Re Edward annuì, palesemente contrariato.

Le regioni di Aimsir erano l’ultimo vero baluardo di difesa dei faerie insieme alla Regione dei Laghi. Le uniche terre dove ancora erano gli spiriti naturali a governare e il sangue degli angeli continuava a scorrere nei loro discendenti. Il precedente sovrano aveva intessuto dei rapporti di pace con il Conclave e gli Spiriti, ma Re Edward aveva abbandonato rapidamente questa linea di pensiero e prima che la Congrega potesse intervenire, aveva iniziato la lenta espansione dei propri domini.

«Il nostro marchese avrà una spiegazione plausibile, ovviamente, e saprà dirmi perché il mio esercito non sta avendo il supporto che mi era stato garantito»

Il Sovrano si rivolse a lui personalmente, e Aodh fu costretto ad alzarsi in piedi, i pugni stretti lungo i fianchi per non mostrare cedimento.

«Le Driadi si sono rivoltate, Vostra Maestà»

«Le Driadi? Non erano ormai state sottomesse molto tempo addietro? Così mi aveva assicurato il Marchese vostro padre»

Aodh si sforzò di riordinare rapidamente i propri pensieri, per spiegare nella maniera più chiara e concisa l’instabilità della propria Marca, ma non ci riuscì.

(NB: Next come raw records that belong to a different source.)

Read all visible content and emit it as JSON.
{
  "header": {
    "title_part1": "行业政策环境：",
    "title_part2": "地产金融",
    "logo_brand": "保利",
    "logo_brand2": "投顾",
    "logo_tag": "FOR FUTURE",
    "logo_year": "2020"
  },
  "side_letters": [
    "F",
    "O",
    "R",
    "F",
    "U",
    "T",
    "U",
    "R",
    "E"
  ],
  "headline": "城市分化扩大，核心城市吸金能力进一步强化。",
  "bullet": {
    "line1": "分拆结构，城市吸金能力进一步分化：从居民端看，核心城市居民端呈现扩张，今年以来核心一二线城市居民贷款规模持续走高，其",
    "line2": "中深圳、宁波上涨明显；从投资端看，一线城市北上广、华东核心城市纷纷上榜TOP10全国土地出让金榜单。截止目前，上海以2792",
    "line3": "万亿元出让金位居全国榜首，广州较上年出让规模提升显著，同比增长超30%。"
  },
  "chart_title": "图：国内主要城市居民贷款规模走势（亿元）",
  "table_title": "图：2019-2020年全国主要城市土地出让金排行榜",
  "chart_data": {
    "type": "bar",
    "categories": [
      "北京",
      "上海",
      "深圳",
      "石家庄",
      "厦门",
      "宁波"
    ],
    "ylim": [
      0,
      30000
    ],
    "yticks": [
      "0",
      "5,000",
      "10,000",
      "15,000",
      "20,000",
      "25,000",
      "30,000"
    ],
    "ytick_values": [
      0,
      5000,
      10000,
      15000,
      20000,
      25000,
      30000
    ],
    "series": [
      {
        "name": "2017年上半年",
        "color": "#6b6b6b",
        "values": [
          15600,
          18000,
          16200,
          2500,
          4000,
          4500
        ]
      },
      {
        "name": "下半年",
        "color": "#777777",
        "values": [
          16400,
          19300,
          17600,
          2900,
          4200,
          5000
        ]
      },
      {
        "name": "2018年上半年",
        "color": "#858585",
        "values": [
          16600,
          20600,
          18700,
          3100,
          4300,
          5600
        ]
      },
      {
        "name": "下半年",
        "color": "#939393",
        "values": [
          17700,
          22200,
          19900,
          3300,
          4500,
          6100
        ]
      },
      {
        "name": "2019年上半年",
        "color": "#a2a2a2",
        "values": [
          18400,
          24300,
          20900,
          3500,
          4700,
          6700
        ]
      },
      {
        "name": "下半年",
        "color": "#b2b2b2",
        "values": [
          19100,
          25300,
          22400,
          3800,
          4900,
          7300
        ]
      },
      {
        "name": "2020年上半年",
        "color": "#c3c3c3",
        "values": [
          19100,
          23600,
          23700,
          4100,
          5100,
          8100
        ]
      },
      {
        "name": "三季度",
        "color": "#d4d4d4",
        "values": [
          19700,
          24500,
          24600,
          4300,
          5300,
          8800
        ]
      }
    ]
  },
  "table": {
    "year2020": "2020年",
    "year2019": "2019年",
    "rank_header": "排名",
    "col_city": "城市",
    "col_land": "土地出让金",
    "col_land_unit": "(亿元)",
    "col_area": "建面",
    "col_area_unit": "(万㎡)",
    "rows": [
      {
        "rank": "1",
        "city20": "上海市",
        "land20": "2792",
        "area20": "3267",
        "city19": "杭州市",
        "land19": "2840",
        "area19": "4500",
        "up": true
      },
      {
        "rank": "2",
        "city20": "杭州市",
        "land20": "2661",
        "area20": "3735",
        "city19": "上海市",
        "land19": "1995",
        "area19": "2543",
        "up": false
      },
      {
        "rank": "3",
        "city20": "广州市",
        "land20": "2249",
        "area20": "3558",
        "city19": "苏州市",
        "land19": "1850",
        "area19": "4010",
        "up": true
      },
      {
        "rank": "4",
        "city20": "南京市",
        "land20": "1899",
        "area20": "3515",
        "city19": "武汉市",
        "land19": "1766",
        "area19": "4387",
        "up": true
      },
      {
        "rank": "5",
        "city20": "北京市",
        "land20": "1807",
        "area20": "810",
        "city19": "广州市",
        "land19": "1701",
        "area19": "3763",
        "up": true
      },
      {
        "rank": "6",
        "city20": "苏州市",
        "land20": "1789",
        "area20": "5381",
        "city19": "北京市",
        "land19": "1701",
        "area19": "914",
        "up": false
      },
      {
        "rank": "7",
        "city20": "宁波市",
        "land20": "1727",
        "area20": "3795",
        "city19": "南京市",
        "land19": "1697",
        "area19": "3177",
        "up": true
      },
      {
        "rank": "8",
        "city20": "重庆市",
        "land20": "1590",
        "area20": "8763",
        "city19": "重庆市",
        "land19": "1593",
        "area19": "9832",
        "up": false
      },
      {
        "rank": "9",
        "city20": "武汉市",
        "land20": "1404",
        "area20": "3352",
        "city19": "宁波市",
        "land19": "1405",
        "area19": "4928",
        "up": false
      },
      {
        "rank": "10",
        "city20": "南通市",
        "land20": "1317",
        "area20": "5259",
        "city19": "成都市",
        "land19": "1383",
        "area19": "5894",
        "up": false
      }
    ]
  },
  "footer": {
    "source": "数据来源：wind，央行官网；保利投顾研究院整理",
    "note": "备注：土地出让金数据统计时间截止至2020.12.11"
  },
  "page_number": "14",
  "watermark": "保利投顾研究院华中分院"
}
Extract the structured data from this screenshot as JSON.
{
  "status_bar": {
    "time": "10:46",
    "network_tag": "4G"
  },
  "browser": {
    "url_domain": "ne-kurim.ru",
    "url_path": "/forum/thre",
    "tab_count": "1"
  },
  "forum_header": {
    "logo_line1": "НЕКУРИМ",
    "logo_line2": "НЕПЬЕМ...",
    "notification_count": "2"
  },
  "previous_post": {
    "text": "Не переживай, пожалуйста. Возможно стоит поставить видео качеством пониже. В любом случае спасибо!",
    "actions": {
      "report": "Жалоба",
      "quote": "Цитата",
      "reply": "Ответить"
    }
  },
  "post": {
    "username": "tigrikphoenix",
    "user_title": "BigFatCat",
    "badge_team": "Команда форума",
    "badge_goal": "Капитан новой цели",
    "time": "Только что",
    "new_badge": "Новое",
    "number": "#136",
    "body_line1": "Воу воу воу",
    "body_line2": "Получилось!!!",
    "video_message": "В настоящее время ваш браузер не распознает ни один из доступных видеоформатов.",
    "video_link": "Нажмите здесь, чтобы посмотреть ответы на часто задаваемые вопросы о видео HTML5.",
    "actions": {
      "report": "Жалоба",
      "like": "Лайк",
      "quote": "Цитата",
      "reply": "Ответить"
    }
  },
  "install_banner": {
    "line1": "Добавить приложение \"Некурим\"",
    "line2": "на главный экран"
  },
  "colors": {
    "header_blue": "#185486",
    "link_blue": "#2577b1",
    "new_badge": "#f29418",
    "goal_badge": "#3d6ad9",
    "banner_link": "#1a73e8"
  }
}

Le Driadi erano creature dal sangue fatato che da secoli occupavano l’antica foresta di Keyll, ma suo padre aveva strappato quei boschi a Samhradh che lui era solo un bambino e da allora erano sotto la tutela del Marchese di Arboris. A causa della guerra aveva dato ordine di abbattere parte delle grandi sequoie che la caratterizzavano, per costruire gli avamposti e gli accampamenti, non aveva considerato che i selvaggi dei boschi non avrebbero approvato.

Il suo esercito si era spaccato su due fronti, ma la guerriglia interna si era rivelata tanto problematica quanto la sottomissione dei popoli delle steppe. Il legame che le Driadi avevano con l’ambiente naturale aveva sempre reso difficile i rapporti, ed ora rendeva ancor più complicato e insidioso lo scontro.

«Ho cercato di sedare queste sommosse, sto cercando di stanare i loro villaggi. Ma si sono nascoste, e delle truppe inviate in quei boschi quasi nessuna ha fatto ritorno». Il sudore freddo gli imperlava la fronte, chiuse gli occhi, prese un profondo respiro e si decise a raccontare ogni cosa «I sopravvissuti delirano. Vaneggiano di spiriti evanescenti. Dicono che la foresta è maledetta, che l’hanno stregata, ed ora nessuno desidera più addentrarvisi»

Gli morì la voce e sobbalzò quando il sovrano, furioso, batté con forza il pugno sul bracciolo del trono. Il tonfo si propagò macabro nella sala.

Aveva sentito voci in passato, leggende forse, ma che lo avevano terrorizzato. Si diceva che contrariando il Re si andava incontro ad un cappio, e Aodh tremava al solo pensiero. Sehar non era nota solo per le torri di vetro e i mostri di vapore, ma soprattutto per le forche e i corvi, per le crudeli manifestazioni di giustizia che il popolo apprezzava come un qualunque, innocuo spettacolo.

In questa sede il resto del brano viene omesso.